Question

Daniel decides he wants to make a stew, too, but decides to cook his in tge oven at a higher temperature of 350 F. They are in the same room, so the temperature is the same. If it takes Daniel's stew 50 minutes to cool to serving temperature,what is his cooling rate??? PLEASE HELP (Newton's law of cooling)!!!!!

Answer 1

Is this part of another problem? We don't seem to have all of the information here.

Answer 2

Its the entire problem

Answer 3

What is the serving temperature? "They are in the same room" — what is "they"?

Answer 4

That's what the problem says ,, i have no idea. Isn't room temperature 70F?

Answer 5

But you don't typically eat your food at room temperature.

Answer 6

Well, I don't :-)

Answer 7

Well, Newton's law of cooling says that the rate of cooling is proportional to the difference in temperature between the object which is cooling and the ambient temperature.
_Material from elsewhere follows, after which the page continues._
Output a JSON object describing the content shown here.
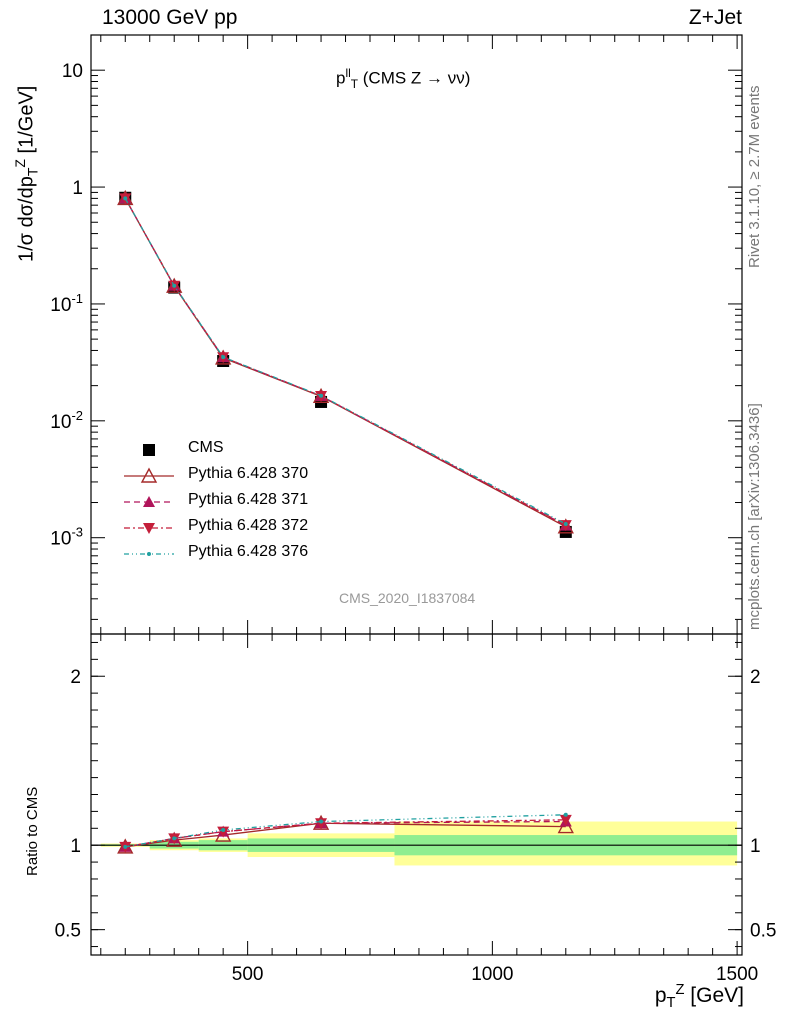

Let's call the temperature of the stew at time \(t\) simply \(T(t)\)
Let's call the ambient temperature (whatever it is) \(T_a\)
The difference in temperature will be \(T(t) - T_a\)
We'll call that \(y(t)\) to make things a bit neater. \(y(t) = T(t)-T_a\)

okay so far?

Answer 8

We'll have an initial temperature of \(T(0) = T_0 = 350^\circ\text{F} = 449.8^\circ\text{K}\)